Ma di concreto non c’è proprio niente, di consistente neppure e non c’è neanche molte persone (qualcuno in più c’è) che abbiano il coraggio di chiamare questa situazione con il suo nome specifico: l’occidente è in stato di guerra, una guerra non voluta e non dichiarata – almeno da noi – una guerra che ha già fatto tante e tante vittime, da una parte e dall’altra.
“Signori occidentali, vinceremo la nostra guerra nei vostri confronti perché il nostro desiderio di morire per la giusta causa è superiore alla vostra voglia di vivere”: questa è la frase che Al Qaeda lanciò a mo’ di slogan dopo l’apocalisse dell’11 settembre, dopo che quasi quattro mila americani rimasero uccisi dagli aerei suicidi.
Ebbene, questi attacchi suicidi avvengono ancora e non è sufficiente che questi signori vivano la nostra civiltà piena di valori improntati alla voglia di vivere, per cambiare idea; ma vi immaginate questi quattro (o cinque, o anche di più) giovani, tutti sotto i 30 anni, che hanno vissuto fin dalla nascita in una cittadina inglese di provincia come Leeds e in quel contesto hanno acquisito la “volontà del martirio”, la volontà cioè di sacrificare quello che ci è più caro – la vita, appunto – per immolarsi alla causa della Jjad (la guerra santa).

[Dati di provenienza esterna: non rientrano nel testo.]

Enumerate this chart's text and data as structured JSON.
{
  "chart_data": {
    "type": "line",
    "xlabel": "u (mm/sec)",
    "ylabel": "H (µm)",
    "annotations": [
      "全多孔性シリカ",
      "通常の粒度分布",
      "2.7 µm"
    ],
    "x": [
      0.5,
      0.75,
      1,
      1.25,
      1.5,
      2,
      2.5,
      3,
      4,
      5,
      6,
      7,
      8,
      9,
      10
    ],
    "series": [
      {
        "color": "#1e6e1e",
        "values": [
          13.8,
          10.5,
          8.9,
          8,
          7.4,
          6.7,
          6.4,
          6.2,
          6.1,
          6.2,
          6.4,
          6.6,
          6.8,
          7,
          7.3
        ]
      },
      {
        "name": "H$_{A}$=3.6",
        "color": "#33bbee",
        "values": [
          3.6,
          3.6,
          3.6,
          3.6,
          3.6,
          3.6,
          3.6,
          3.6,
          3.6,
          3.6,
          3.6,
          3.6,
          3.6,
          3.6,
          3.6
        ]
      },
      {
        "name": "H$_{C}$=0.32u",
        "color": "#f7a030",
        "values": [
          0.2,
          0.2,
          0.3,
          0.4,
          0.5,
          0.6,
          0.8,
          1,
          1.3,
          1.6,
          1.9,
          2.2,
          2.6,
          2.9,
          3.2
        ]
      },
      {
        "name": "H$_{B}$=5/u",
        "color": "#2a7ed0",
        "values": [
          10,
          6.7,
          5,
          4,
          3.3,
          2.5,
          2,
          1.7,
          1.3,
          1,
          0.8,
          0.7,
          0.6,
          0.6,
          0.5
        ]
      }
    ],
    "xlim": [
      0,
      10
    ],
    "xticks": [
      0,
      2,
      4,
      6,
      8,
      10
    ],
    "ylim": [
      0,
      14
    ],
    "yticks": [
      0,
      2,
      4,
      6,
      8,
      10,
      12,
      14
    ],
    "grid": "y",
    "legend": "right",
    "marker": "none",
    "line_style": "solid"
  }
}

E nessuno si è accorto di niente, perché i vicini interpellati dai giornalisti li hanno descritti come persone amabili e simpatiche; certo che non avevano due teste e quattro narici, ma mi sembrerebbe impossibile che le rotelle funzionassero allo stesso modo di uno di noi.
Eppure è così, eppure sono tra noi, ci odiano così tanto da sacrificare la loro vita per ucciderci e non li vediamo, non abbiamo modo di vederli, non abbiamo modo di capire quale è il tarlo che li rode.
Una delle misure che ritengo più appropriata e degna di essere seguita è ripetere fino al parossismo la frase che venne detta in risposta allo slogan dell’11 settembre del 2003 e cioè: “Noi vinceremo perché la nostra voglia di vivere (che è una cosa sana) è di gran lunga superiore alla vostra voglia di morire (che è invece una cosa malata)”. E così sia!